There’s a lesson here for the utopians, the wishful thinkers, among us. You cannot be sure of controlling the forces of production unless you have control of the means of production. As with the fight for wages, any victory in the war to fight the adverse effects of AI will only be temporary.
The TUC has warned that many workers are being kept in the dark about how AI is being used to make decisions that directly affect them. It also said that the government is failing to protect workers from being “exploited” by new AI technologies.
In a manifesto, Dignity at work and the AI revolution, the TUC said in March 2023 that it believes an AI-driven technological workplace change can boost productivity and “offers an opportunity to improve working lives”. It also identifies the risks about inequality and discrimination as well as unsafe working conditions.
Calls for laws
As well as the TUC, some trade unions are concerned about how AI is used although the GMB also said that it is not anti-technology. But like the TUC many unions are calling for more legislation to control “the worst cost-cutting impulses of bosses”.
The call for a “statutory framework and industrial relations mechanisms” suggests unions have forgotten the history of such legislation: statutory interference in industrial relations either limits workers’ advances, or rolls them back. So TUC and union calls for legislation around AI to protect workers’ rights need to be carefully framed if they are not to make a bad situation worse.
The strongest protection will always be workers’ willingness to organise and fight. And here the best lesson comes from across the Atlantic, with the victory at the end of September of the Writers Guild of America over the Hollywood studios and the TV moguls.

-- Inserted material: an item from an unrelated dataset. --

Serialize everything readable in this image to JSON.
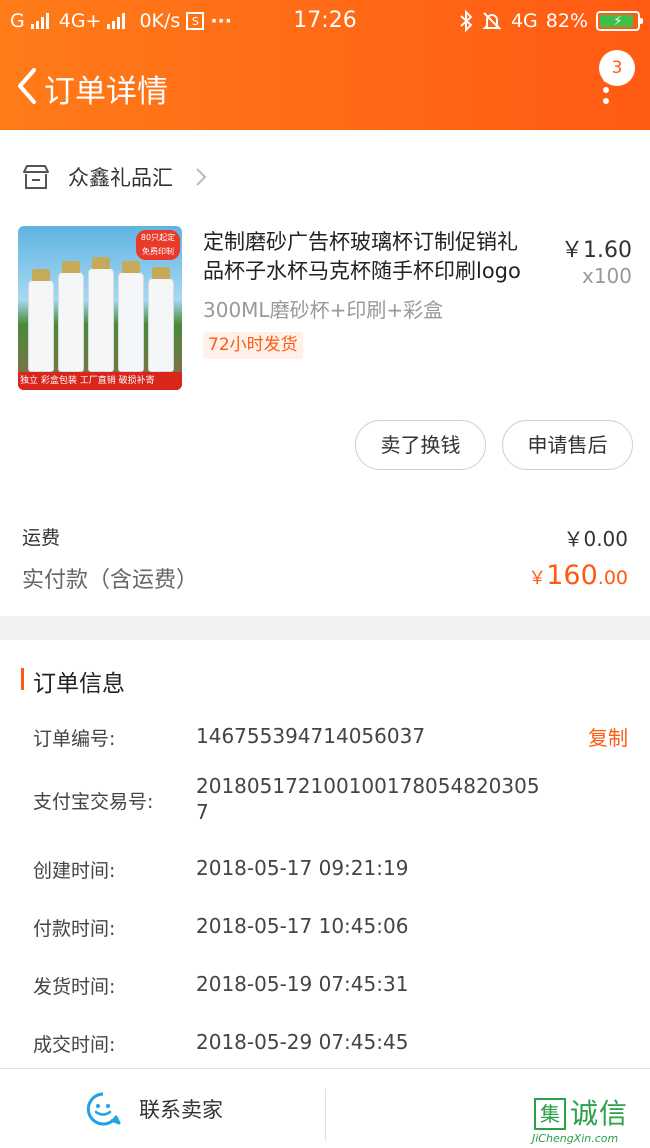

After a 146-day strike, the workers gained not only pay increases but also assurances about the use of AI in the writing of film scripts. It is widely seen as the first industrial battle over AI in the workplace, humans versus machines. The problem, as it has been since the start of the industrial revolution, is that the machines are controlled by capitalists.
As an article in the Los Angeles Times makes clear, the concerns over the use of AI – while laid out in the writers’ claim – were not seen as central. Until, that is, the employers refused to agree to a clause banning the use of AI in the writing of original scripts.
As in everything that workers and their organisations do, a single victory is worth infinitely more than a thousand statements of concern, or motions at a conference. AI may be a new technology, but the truths of class struggle are tried and tested.